Rita White, a 65 years old widow of Solihull UK, has reunited with some family members she has not seen in over 33 years. Her family was desperate to track her down since her sister Noreen has been diagnosed with cancer and becoming more ill as time passes.

Julie Fisher, Noreen’s daughter and niece to Rita, contacted the newspaper, the Birmingham Mail to help her find Rita. After the story published, the Mail was able to connect Julie and Rita together once again.

Rita was overcome with joy and tears when Julie contacted her and told her how the family was looking for her for so many years. “I was really shocked when I found out that my family members were trying to contact me because it has been such a long time. I really thought I would never see them again,” Rita said.

Rita chatted by phone with more members of her family adding to her already full experience. She reminisced about moving away and regretted never re-connecting with her family. “I was thrilled and completely surprised.

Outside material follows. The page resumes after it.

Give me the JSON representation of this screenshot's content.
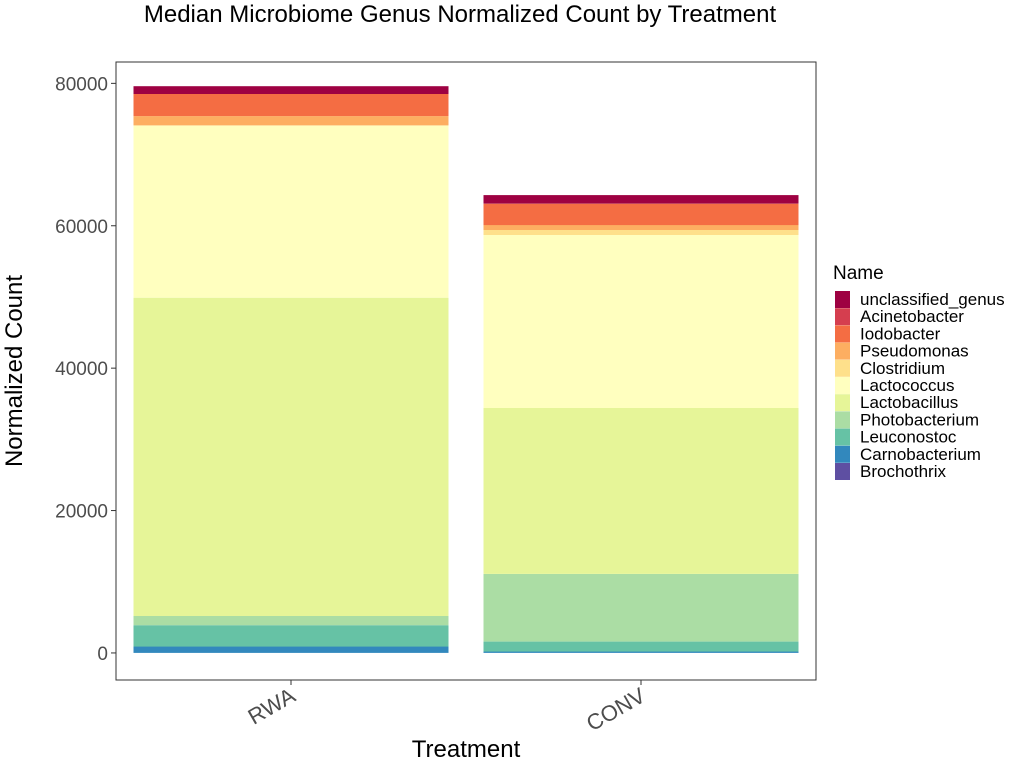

I lost touch with all of my relatives when I moved home several years ago and I thought I would never see them again,” she said.

Though Rita is excited to reunite with sister Noreen, she is saddened by her condition. “I have been through so much since I last spoke to Noreen and I have so many things that I want to catch up with,” she said. “But my first thoughts are for Noreen and her health.”

 

Rita is no stranger to sickness as well since she is in her own recovery after a serious operation. Thankfully, she sees the reunion as the perfect pick-me-up.

Rita hopes to reunite with all of her siblings, even though she is saddened that one of her sisters has recently passed. She recalls being separated from them at a young age. “The families were torn apart when I was younger,” she said. “Noreen and myself were taken into care when we were 15 and the rest drifted away. Since the story appeared my phone hasn’t stopped ringing.”

The reunion is in the works and the family stays in communication awaiting the time when they can all meet. Rita continues to relive the emotions she felt when she picked up the phone and had first contact with Julie. “When Julie first called me I could not stop crying. But they were tears of joy because I was so happy,” she said.

When asked about the reunion she stated, “I am going to travel to America to visit Noreen as soon as I am able.”